I Live in a Red State Now

Tim Blair found an interesting Web site that projects the 2004 election using the most up-to-date polls. Looks like a total blowout for Bush.

2004_map.jpg

Metropoliticals

Jeff Jarvis explains what’s up with me, Roger L. Simon, and himself becoming more politically independent.

It makes us all biparty.

It makes us all flexible.

We are metropolitical.

I’ll tell you what I like best about being unattached to either political party. Democracy has more value to me now than it did before. I don’t actually know who I am going to support for president in November. In every previous election, that was unthinkable. I was always against the Republicans, period.

Now I don’t know.

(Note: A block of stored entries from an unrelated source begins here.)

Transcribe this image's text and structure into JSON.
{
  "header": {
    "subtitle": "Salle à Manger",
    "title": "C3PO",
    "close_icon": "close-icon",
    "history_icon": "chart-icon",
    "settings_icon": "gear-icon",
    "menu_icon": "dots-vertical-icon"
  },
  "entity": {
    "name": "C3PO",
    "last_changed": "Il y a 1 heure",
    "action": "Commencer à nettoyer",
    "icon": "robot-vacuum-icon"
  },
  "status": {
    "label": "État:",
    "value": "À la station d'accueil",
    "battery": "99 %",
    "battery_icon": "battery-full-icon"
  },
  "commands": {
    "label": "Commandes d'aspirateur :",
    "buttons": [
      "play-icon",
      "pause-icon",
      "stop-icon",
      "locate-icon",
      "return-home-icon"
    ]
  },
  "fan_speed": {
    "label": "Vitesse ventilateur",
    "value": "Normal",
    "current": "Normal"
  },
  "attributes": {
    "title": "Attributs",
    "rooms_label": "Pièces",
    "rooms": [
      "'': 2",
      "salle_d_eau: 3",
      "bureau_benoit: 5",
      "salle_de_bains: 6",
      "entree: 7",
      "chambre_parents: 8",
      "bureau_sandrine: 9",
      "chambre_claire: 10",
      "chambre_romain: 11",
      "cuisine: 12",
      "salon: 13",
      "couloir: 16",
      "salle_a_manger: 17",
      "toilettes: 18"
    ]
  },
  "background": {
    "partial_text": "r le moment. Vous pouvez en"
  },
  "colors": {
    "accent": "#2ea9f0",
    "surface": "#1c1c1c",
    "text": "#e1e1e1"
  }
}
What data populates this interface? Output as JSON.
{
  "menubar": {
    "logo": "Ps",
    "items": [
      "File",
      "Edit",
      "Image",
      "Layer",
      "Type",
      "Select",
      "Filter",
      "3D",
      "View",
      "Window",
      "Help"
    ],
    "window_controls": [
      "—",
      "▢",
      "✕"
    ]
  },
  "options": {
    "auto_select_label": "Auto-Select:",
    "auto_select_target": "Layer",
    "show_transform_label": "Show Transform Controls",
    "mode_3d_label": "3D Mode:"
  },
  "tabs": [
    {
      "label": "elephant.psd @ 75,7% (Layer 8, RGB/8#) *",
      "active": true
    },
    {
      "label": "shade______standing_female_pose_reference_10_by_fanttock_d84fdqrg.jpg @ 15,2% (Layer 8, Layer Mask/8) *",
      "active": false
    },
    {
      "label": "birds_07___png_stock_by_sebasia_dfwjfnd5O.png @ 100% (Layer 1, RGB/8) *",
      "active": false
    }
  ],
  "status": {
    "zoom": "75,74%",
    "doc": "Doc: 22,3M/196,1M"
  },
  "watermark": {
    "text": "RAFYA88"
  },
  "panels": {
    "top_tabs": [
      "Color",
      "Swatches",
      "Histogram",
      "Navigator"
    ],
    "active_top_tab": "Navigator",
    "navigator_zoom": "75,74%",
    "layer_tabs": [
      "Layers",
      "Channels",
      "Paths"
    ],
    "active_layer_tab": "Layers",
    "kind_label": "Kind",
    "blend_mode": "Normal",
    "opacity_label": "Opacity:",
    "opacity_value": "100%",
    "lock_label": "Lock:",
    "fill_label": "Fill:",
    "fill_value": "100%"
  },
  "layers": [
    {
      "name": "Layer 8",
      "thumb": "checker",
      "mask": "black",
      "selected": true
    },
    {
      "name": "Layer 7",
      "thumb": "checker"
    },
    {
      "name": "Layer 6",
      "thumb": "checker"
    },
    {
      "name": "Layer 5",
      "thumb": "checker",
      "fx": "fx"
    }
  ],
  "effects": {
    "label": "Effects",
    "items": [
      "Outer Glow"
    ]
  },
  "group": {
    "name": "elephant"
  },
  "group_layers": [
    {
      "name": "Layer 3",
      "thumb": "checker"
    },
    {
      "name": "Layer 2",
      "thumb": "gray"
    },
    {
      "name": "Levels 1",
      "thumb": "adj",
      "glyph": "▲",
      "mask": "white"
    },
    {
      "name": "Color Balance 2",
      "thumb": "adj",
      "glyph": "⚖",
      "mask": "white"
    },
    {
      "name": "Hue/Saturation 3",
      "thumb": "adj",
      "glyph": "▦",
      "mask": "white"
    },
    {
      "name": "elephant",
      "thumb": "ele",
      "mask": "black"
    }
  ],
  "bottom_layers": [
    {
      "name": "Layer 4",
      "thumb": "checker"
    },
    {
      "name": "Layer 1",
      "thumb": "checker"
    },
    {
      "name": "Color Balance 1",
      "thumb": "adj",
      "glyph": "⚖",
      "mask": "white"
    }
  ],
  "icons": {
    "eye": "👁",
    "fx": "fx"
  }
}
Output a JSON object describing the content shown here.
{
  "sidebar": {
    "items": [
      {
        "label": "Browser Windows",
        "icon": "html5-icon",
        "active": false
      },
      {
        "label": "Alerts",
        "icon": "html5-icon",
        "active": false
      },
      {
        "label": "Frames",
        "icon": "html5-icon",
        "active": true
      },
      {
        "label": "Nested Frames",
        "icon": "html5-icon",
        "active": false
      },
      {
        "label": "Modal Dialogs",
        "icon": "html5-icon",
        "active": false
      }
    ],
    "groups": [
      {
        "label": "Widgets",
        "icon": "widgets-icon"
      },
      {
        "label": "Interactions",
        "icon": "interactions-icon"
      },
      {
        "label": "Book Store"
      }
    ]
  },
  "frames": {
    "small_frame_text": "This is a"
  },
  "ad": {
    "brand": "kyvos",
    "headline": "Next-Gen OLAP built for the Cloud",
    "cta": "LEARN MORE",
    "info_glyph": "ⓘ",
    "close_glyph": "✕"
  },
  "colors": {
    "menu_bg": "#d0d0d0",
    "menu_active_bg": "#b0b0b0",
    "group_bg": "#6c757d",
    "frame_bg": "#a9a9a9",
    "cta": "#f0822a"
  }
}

In some ways I like the Democrats, and in other ways I like the Republicans. This time around I’ll actually get to decide. I’ll actually make a choice. It isn’t predetermined by anybody, not even myself. Democracy is all about choice, and those who are rigid party supporters don’t get to know what that feels like. I feel more powerful having a choice, like what I say and think actually counts. I can think for myself in ways I only thought I could before. No one feeds me opinions with a spoon. No one I care about insists that since I believe X I must also believe Y. It was lonely for a while, but now it’s nice. I like it. I’m free.

UPDATE: Andrew Sullivan writes:

Well, I’ve never tried to please everyone with this blog but the torrent of abuse and mockery yesterday because of my criticisms of the SOTU caused me a little grief. According to many Republicans, I’m selling out to the “hard left.” According to some Democrats, I’ve finally seen the light, ha, ha, ha. How about applying principles to changing events and circumstances? It says something about what has happened to the Republican party that supporting fiscal responsibility is now the position of the “hard left.” And it says something about some Democrats that you either have to hate this president or love him unconditionally. Why can’t a grown-up have a complicated position?

You can, Andrew. Grown-ups don’t give you a hard time for it.